The idea of Fyre Festival wasn’t just hyper-exclusive in the luxury sense; it was exclusive in the sense that it could only be had once, right here and right now. Now was your chance to live your best life on Pablo Escobar’s private island. Sail with models. Swim with pigs. Be part of the zeitgeist. (If you haven’t seen the documentaries, the Escobar part wasn’t true. The festival grounds were actually on the main island of Great Exuma, in an area that was basically a housing complex construction site.) But had it all been real, oh the stories you could have told!
Even the cashless wristband scam was, I would argue, part of creating a seamless story. McFarland set up the scheme because he needed the festival-goers to part with their cash up front. I can’t help but think he also (in his demented reality) imagined a more fluid and in-the-moment experience and thus a more memorable story.
I admit. Initially, I didn’t feel much empathy for the festival-goers. The documentaries didn’t want me to. Those silly, insecure Instagramians. Don’t they check their facts? (Actually, many tried, and their posts were deleted.) The sight of all those youthful attendees suffering the indignity of FEMA tents and sad cheese sandwiches was, well, you know.

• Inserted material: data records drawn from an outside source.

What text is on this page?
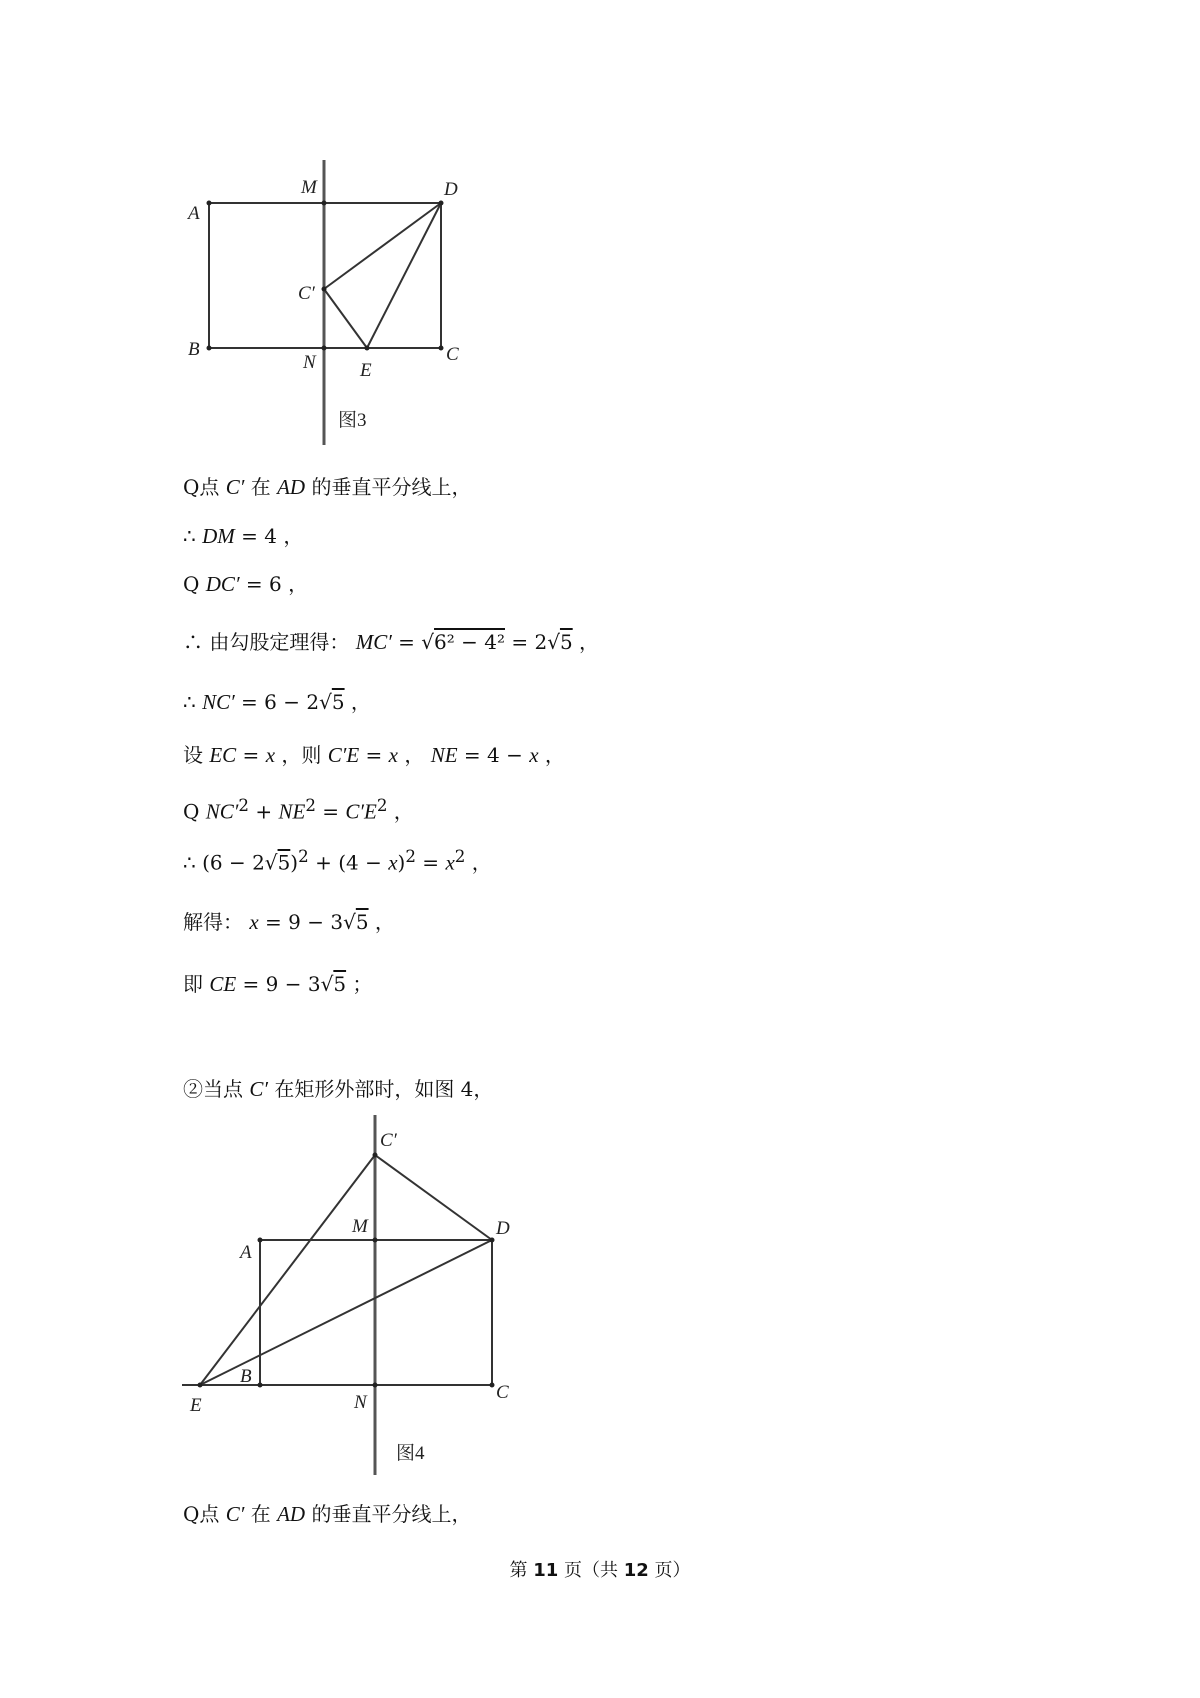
A
M	D
C′
B
N E
C
图3
Q点 C′ 在 AD 的垂直平分线上，
∴ DM = 4 ，
Q DC′ = 6 ，
∴ 由勾股定理得： MC′ = √6² − 4² = 2√5 ，
∴ NC′ = 6 − 2√5 ，
设 EC = x ，则 C′E = x ， NE = 4 − x ，
Q $NC'^2 + NE^2 = C'E^2$ ，
∴ $(6 - 2√5)^2 + (4 - x)^2 = x^2$ ，
解得： x = 9 − 3√5 ，
即 CE = 9 − 3√5 ；
②当点 C′ 在矩形外部时，如图 4，
C′
A
M	D
E
B
N	C
图4
Q点 C′ 在 AD 的垂直平分线上，
第 11 页（共 12 页）
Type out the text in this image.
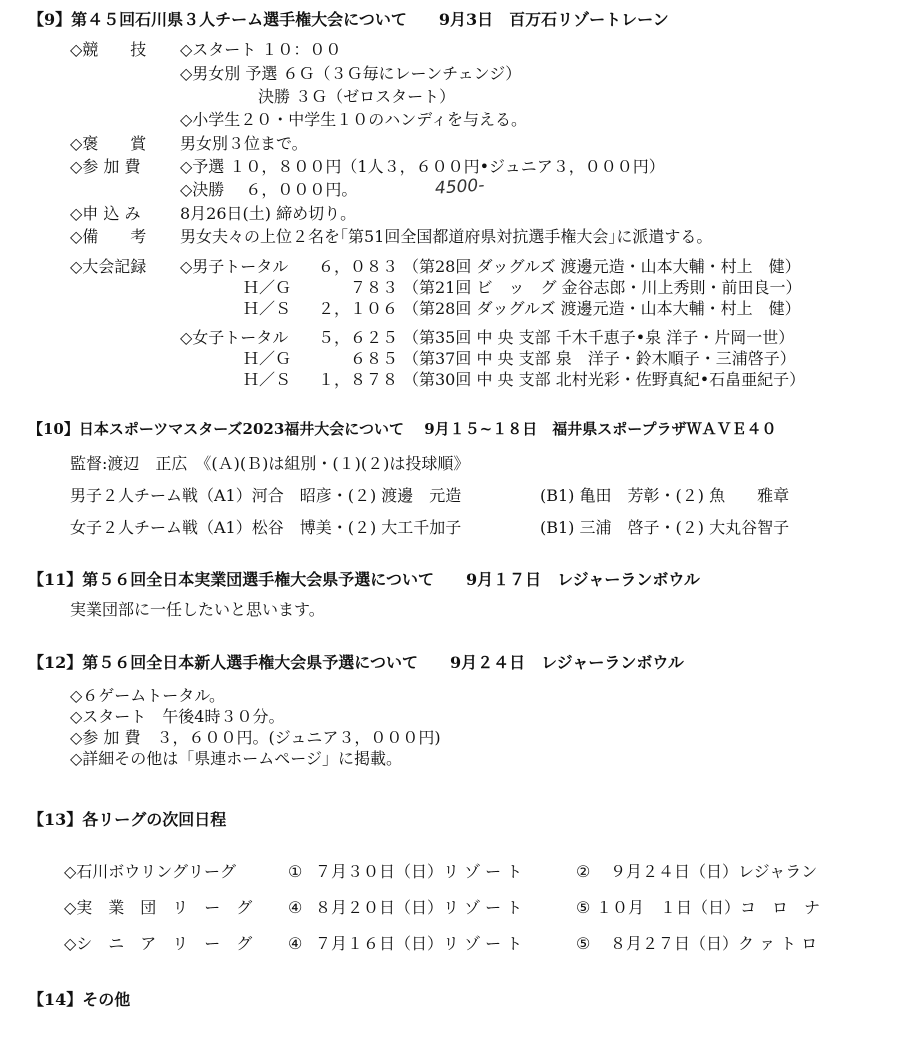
【9】第４５回石川県３人チーム選手権大会について　　9月3日　百万石リゾートレーン
◇競　　技 ◇スタート １０：００
◇男女別 予選 ６Ｇ（３Ｇ毎にレーンチェンジ）
決勝 ３Ｇ（ゼロスタート）
◇小学生２０・中学生１０のハンディを与える。
◇褒　　賞 男女別３位まで。
◇参 加 費 ◇予選 １０，８００円（1人３，６００円•ジュニア３，０００円）
◇決勝　 ６，０００円。	4500-
◇申 込 み 8月26日(土) 締め切り。
◇備　　考 男女夫々の上位２名を｢第51回全国都道府県対抗選手権大会｣に派遣する。
◇大会記録 ◇男子トータル ６，０８３ （第28回 ダッグルズ 渡邊元造・山本大輔・村上　健）
Ｈ／Ｇ	７８３ （第21回 ビ　ッ　グ 金谷志郎・川上秀則・前田良一）
Ｈ／Ｓ ２，１０６ （第28回 ダッグルズ 渡邊元造・山本大輔・村上　健）
◇女子トータル ５，６２５ （第35回 中 央 支部 千木千恵子•泉 洋子・片岡一世）
Ｈ／Ｇ	６８５ （第37回 中 央 支部 泉　洋子・鈴木順子・三浦啓子）
Ｈ／Ｓ １，８７８ （第30回 中 央 支部 北村光彩・佐野真紀•石畠亜紀子）
【10】日本スポーツマスターズ2023福井大会について　 9月１５~１８日　福井県スポープラザＷＡＶＥ４０
監督:渡辺　正広　《(Ａ)(Ｂ)は組別・(１)(２)は投球順》
男子２人チーム戦（A1）河合　昭彦・(２) 渡邊　元造	(B1) 亀田　芳彰・(２) 魚　　雅章
女子２人チーム戦（A1）松谷　博美・(２) 大工千加子	(B1) 三浦　啓子・(２) 大丸谷智子
【11】第５６回全日本実業団選手権大会県予選について　　9月１７日　レジャーランボウル
実業団部に一任したいと思います。
【12】第５６回全日本新人選手権大会県予選について　　9月２４日　レジャーランボウル
◇６ゲームトータル。
◇スタート　午後4時３０分。
◇参 加 費　３，６００円。(ジュニア３，０００円)
◇詳細その他は「県連ホームページ」に掲載。
【13】各リーグの次回日程
◇石川ボウリングリーグ	① ７月３０日（日）リ ゾ ー ト	② ９月２４日（日）レジャラン
◇実　業　団　リ　ー　グ ④ ８月２０日（日）リ ゾ ー ト	⑤ １０月　１日（日）コ　ロ　ナ
◇シ　ニ　ア　リ　ー　グ ④ ７月１６日（日）リ ゾ ー ト	⑤ ８月２７日（日）ク ァ ト ロ
【14】その他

Schadenfreude.
But then, after wrestling a bit with my better nature, I started thinking about how millennials have lived through plenty of scams, the worst being the subprime mortgage crisis that hit many fresh out of college. They have a good scammer radar. They have far better social media literacy skills than their predecessors. They are arguably more discerning. They rely on reviews and referrals while being wary of traditional marketing pushes. They trust people more than they trust brands. And they trust those in their social networks the most.
We tend to fall back on a millennial cliché—buried in their phones, disengaged from the world. But Millennials spend more of their income on socializing and on experiences than Gen Xers and Baby Boomers. They crave human connection and seek out stories they can inhabit and make their own. Travel is a key beat in their life story.